Jakarta, ²©²ÊÍøÕ¾ - Presiden Amerika Serikat (AS) Donald Trump meluapkan kekesalannya di akun Twitter resminya, @realdonaldtrump. Kekesalan itu bermula karena dia menduga ada pihak-pihak yang sengaja memanipulasi pasar, menjatuhkan bursa saham Wall Street, lalu mengeruk keuntungan dari rebound-nya bursa AS.
Siapa yang dimaksud Trump tersebut?
Secara eksplisit, Presiden AS dari Partai Republik itu hanya menuding di Twitter bahwa ada gerombolan investor kaya yang dia sebut sebagai "rich guys". Mereka inilah yang diduga kuat memanipulasi pasar saham dengan memberi pernyataan bernada negatif yang menghantam pasar lalu mengambil keuntungan dari kenaikan harga saham sesudahnya.
Sebab itu, dalam cuitan di Twitter, pada Rabu (13/5/2020) waktu AS, Trump mewanti-wanti agar para investor dan pelaku pasar waspada terhadap "rich guys" yang memanfaatkan platform atau media mereka untuk berkomentar negatif terhadap pasar saham, dan kemudian cenderung mendapatkan keuntungan dengan bertaruh melawan tren pasar.
"Ketika mereka yang disebut "rich guys" [orang kaya] memberi pernyataan negatif soal pasar [saham], Anda harus selalu ingat bahwa beberapa [dari mereka] bertaruh besar terhadapnya, dan [di satu sisi] mengeruk banyak keuntungan jika [saham] turun," tweet Trump.
"Kemudian [pada saat yang sama], mereka dapat sentimen positif, dapat publikasi, yang besar, dan membuatnya [harga sahamnya] naik.
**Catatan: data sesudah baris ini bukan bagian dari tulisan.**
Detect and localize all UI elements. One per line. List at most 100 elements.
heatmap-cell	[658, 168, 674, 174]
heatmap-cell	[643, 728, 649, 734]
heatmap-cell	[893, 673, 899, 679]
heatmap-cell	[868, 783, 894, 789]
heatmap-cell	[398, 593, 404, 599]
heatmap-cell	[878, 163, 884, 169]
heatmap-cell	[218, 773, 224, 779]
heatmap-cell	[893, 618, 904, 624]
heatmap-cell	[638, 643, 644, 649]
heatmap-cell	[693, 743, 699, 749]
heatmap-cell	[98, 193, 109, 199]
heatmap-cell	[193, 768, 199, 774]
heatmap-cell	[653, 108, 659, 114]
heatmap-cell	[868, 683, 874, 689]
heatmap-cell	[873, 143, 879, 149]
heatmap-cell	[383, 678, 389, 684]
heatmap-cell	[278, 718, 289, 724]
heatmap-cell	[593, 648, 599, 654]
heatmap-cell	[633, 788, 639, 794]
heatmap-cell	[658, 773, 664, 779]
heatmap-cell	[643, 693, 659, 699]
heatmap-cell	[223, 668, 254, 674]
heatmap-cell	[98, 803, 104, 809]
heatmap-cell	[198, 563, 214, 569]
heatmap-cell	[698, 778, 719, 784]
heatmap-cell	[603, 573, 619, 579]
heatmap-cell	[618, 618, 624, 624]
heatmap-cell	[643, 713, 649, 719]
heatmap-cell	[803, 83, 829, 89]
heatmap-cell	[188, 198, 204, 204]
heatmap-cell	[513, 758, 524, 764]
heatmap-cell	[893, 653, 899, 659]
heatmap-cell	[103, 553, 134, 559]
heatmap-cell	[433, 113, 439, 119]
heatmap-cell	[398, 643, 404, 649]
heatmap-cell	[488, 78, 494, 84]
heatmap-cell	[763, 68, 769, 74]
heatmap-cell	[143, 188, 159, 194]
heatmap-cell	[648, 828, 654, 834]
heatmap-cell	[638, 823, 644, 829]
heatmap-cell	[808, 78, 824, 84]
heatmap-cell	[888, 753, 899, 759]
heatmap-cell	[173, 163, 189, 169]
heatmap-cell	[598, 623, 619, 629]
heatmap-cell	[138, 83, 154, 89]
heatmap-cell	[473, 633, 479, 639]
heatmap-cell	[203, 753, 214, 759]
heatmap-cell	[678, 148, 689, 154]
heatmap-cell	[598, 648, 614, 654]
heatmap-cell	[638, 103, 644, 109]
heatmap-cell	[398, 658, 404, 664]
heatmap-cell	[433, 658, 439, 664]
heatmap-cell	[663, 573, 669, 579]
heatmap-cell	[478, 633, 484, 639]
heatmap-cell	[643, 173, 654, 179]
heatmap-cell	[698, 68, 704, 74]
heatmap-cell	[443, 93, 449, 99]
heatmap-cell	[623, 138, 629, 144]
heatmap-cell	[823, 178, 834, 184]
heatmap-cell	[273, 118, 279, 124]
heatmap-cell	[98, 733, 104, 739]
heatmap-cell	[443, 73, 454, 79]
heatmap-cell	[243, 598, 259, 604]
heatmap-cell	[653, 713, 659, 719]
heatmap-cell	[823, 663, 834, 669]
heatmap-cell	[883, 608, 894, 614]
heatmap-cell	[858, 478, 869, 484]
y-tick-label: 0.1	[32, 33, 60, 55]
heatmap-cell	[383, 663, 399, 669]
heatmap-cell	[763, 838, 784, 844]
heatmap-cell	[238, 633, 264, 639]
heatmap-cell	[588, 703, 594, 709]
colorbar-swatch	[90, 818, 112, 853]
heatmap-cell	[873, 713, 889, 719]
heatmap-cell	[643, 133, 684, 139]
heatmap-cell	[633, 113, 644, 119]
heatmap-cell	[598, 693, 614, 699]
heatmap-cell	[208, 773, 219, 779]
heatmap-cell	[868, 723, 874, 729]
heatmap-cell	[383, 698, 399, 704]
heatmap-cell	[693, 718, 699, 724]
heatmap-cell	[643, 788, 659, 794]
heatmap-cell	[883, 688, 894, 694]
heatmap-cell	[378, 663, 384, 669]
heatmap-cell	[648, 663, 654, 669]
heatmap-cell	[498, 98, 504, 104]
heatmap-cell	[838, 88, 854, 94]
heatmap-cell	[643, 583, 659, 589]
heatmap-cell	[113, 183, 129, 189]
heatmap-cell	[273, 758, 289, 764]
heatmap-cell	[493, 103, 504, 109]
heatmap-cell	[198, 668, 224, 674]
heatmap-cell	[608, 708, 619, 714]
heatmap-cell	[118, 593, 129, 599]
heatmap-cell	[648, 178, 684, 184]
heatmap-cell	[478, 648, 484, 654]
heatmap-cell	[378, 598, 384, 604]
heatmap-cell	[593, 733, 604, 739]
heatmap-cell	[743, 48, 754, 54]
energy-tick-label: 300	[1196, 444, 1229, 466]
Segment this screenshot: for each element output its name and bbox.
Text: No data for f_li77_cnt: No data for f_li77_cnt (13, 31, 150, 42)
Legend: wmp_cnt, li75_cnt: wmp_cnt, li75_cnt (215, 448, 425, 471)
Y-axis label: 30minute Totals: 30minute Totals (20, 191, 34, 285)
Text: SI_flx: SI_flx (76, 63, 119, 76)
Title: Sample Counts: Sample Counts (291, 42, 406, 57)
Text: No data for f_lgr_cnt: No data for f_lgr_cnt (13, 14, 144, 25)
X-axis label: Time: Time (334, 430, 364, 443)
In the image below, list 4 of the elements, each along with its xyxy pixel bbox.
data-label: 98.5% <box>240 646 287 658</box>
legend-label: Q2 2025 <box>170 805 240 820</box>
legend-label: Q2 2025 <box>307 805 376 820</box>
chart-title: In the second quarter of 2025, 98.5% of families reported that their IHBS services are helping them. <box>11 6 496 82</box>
Mereka mendapatkan Anda dengan dua skenario itu, ini hampir tidak legal?"
Komentarnya ini sebetulnya mengikuti pernyataan manajer pengelola dana (hedge fund) para miliarder, Stanley Druckenmiller, pada Selasa malam tentang pasar saham yang dinilai terlalu tinggi secara historis. Druckenmiller adalah Chairman dan CEO Duquesne Family Office.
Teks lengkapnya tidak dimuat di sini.